In one motion Alex jerked upright and swung his rifle in a short vicious arc that connected with the man’s head. He tumbled back and Alex was past him in a moment, realizing he was now in
some sort of automated food-preparation room. As he reached the door, he guessed that this must be the place that supplied the refectories and personal dispensers in Arcoplex One – which
meant he was getting close to the power feed to that weird space drive.

Out in the adjacent corridor he turned right and headed straight for a bulkhead door, pausing to study the direction icons and colour-coded map above it, which he memorized. Heading straight for
the airlock, he passed a woman in the corridor but she wasn’t armed, so he ignored her. Once through the airlock, he moved out into a cageway running alongside the outer endcap. He abandoned
the cageway at once, since it was taking him in the wrong direction, then climbed over the top of the unit he had just left and gazed towards his destination. Through partially constructed floors
of the outer ring, he could see part of the space drive and the ducts that ran power and control optics to it, extending towards him then sweeping away to the right to disappear into the endcap
itself.

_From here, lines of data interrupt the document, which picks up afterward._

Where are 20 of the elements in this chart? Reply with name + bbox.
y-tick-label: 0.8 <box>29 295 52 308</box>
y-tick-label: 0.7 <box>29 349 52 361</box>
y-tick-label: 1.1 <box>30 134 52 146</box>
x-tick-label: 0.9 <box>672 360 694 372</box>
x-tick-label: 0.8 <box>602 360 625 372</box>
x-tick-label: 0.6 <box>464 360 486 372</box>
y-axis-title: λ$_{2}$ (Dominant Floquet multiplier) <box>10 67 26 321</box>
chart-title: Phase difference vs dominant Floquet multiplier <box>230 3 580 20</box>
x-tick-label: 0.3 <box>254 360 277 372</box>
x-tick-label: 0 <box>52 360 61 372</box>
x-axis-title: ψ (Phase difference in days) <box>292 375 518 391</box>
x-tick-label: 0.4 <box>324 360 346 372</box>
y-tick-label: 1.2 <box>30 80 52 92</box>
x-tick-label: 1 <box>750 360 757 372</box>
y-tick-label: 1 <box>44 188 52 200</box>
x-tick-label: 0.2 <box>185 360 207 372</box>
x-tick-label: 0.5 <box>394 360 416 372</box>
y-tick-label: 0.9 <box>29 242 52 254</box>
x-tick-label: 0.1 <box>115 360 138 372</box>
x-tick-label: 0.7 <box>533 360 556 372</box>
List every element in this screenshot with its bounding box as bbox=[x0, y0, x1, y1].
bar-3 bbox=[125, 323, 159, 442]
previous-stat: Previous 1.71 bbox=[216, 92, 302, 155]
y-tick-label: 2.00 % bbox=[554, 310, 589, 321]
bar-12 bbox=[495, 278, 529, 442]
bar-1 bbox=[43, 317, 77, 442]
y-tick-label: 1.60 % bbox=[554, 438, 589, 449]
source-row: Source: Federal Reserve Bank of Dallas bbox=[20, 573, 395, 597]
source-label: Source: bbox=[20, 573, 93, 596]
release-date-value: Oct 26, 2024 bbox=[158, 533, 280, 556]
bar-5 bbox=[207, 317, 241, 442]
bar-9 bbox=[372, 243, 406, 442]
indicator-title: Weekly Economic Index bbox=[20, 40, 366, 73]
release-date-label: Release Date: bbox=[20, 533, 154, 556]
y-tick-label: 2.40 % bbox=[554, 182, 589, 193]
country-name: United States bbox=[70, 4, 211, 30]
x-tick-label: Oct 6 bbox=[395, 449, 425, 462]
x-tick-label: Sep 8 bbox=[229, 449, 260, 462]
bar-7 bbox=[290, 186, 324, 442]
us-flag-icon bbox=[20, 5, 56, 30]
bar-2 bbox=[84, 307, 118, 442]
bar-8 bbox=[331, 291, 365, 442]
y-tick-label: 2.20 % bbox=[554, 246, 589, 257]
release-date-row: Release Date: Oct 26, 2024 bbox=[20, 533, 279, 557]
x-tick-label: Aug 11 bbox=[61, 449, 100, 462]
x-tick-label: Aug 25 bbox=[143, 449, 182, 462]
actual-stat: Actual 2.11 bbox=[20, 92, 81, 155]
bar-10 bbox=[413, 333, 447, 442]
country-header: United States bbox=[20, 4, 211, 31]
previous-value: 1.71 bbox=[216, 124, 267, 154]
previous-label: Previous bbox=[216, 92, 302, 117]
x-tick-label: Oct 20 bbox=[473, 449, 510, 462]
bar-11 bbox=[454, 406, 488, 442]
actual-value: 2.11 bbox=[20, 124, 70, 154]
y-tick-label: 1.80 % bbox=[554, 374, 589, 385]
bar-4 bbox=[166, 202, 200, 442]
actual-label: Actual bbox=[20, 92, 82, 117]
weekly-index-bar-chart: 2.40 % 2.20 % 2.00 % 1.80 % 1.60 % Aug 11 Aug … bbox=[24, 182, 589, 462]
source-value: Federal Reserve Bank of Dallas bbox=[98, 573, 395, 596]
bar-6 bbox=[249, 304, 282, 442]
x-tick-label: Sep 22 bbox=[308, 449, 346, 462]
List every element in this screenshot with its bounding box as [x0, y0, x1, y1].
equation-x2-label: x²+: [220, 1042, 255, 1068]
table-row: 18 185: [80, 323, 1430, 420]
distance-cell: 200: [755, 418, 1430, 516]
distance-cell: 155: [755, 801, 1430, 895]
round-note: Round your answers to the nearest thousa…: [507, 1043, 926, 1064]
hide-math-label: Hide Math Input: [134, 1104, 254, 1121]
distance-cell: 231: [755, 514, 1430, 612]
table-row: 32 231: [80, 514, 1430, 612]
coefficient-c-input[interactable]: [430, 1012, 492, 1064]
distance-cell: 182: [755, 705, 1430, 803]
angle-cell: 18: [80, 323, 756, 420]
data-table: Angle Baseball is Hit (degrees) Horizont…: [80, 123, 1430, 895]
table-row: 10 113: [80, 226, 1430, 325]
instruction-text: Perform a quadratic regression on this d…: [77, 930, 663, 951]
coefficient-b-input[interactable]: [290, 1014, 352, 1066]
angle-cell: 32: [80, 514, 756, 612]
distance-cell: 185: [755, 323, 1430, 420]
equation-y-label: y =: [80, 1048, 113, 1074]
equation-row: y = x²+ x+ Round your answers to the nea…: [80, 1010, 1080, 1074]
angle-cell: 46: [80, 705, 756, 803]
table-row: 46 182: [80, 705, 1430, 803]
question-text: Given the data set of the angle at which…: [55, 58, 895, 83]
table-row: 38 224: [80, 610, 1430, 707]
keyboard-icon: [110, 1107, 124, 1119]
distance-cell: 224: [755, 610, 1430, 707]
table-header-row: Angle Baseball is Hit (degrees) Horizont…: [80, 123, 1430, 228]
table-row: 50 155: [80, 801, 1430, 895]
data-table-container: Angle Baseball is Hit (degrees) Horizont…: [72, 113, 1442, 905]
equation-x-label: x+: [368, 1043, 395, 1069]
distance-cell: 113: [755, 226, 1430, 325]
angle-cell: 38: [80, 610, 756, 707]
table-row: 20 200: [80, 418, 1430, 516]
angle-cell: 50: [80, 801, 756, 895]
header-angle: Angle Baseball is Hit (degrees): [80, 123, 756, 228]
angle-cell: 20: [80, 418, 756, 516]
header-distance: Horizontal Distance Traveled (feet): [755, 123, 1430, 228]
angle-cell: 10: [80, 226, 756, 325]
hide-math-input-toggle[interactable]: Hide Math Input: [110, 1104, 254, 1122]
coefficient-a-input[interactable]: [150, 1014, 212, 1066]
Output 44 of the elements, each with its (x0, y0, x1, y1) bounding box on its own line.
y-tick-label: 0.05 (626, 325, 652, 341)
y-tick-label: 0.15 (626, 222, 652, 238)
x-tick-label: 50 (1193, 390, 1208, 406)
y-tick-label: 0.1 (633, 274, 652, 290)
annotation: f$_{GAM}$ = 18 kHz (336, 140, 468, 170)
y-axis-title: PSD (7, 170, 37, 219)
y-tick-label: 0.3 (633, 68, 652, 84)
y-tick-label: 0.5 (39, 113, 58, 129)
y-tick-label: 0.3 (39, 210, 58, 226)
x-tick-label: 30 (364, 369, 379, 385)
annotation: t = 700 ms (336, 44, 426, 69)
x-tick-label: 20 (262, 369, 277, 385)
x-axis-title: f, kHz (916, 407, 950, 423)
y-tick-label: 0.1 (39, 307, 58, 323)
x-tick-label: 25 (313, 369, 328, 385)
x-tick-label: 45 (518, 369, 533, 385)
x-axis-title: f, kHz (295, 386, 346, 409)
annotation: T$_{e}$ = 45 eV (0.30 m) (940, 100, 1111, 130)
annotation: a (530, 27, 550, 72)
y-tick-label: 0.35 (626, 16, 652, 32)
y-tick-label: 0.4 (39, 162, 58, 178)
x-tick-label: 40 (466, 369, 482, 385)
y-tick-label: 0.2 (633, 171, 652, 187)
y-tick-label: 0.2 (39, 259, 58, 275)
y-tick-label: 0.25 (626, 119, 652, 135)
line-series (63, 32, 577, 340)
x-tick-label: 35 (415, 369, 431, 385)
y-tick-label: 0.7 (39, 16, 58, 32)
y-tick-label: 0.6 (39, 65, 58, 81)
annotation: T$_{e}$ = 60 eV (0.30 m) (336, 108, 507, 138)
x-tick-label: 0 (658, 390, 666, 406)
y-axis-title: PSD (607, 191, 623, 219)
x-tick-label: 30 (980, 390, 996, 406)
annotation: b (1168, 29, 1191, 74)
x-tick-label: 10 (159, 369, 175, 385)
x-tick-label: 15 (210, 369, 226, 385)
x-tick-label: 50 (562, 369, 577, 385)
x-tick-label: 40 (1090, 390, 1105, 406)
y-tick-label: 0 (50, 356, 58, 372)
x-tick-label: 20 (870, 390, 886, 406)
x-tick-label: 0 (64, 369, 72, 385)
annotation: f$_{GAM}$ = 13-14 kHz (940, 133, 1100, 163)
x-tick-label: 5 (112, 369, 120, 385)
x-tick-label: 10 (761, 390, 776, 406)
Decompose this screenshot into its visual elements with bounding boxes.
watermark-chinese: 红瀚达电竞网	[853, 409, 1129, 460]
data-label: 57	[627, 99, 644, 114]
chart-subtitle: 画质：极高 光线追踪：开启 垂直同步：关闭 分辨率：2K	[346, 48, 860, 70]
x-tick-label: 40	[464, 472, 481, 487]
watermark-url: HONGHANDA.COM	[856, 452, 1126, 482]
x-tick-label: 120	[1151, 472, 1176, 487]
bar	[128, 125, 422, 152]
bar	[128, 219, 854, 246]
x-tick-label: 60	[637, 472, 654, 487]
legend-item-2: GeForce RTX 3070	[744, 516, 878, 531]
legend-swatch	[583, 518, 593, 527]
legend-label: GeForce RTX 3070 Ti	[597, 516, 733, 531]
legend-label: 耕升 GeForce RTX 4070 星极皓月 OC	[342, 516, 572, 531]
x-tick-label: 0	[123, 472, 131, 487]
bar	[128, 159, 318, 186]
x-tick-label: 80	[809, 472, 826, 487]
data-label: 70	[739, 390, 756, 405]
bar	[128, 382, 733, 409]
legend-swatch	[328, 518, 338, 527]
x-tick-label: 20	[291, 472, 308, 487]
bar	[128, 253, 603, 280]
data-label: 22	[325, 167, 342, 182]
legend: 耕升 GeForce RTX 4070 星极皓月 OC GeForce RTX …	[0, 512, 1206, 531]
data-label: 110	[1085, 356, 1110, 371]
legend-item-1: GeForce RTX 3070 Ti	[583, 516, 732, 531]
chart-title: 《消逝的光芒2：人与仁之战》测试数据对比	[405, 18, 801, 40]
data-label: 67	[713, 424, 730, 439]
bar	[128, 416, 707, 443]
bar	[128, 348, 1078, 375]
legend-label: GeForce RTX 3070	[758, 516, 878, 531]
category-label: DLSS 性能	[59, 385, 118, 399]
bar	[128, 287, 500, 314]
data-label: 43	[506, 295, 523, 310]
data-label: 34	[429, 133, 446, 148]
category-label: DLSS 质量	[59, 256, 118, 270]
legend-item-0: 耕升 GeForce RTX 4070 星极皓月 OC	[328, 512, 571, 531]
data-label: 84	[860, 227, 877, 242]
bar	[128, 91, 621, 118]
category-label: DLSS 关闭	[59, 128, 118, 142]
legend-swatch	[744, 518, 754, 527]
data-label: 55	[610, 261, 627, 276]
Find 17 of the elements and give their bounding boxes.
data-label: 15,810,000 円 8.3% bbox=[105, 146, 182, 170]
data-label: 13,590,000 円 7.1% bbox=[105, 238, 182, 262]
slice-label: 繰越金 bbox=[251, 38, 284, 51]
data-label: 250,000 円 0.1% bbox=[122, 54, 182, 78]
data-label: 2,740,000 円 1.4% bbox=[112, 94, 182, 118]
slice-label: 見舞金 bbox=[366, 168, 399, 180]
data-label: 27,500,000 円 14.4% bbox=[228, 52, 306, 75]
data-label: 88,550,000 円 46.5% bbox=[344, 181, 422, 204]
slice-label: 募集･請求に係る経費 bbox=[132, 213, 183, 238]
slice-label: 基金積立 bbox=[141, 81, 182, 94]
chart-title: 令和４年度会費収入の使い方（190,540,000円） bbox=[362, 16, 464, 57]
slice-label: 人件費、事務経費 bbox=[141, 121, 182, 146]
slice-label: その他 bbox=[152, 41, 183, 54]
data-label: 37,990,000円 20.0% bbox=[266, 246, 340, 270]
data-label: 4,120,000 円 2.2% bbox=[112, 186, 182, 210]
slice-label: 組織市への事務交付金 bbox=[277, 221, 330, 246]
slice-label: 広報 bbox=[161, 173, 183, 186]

He was just about to launch himself towards those ducts when suddenly silver shapes were swarming around them, many of them breaking off to launch themselves towards him.

Alex made microsecond calculations before he threw himself in a flat course over towards the side of the endcap. He stood no chance now of severing the power supply to the space drive, but there
was still another potential weakness. The EM field seemed to be an integral part of this new drive and, just beyond the endcap lay the main transformer room. After a few seconds in flight, he hit
the curved outer edge of the structure around the arcoplex-bearing housing. As he thumped down a foot to secure himself, he caught a glimpse of someone looking up at him in surprise from a rounded
window, before he propelled himself further. As he sailed through vacuum, he turned to survey his surroundings. There was absolutely no doubt now that he had been spotted. There were robots closing
in on him from every direction, some of them leaving vapour trails from their use of compressed-air impellers.

At high speed and feet first, Alex hit a section of composite wall. Something cracked in his recently healed leg, but he felt no pain. The composite had dented, absorbing a lot of the force, but
he still bounced away from it. Seconds later he snagged a long, tensioned beam strap, managed to hold on, then towed himself down its length. He had pulled himself into a partially walled corridor
by the time he felt the vibration of multiple impacts on the structures all around him. The robots had arrived.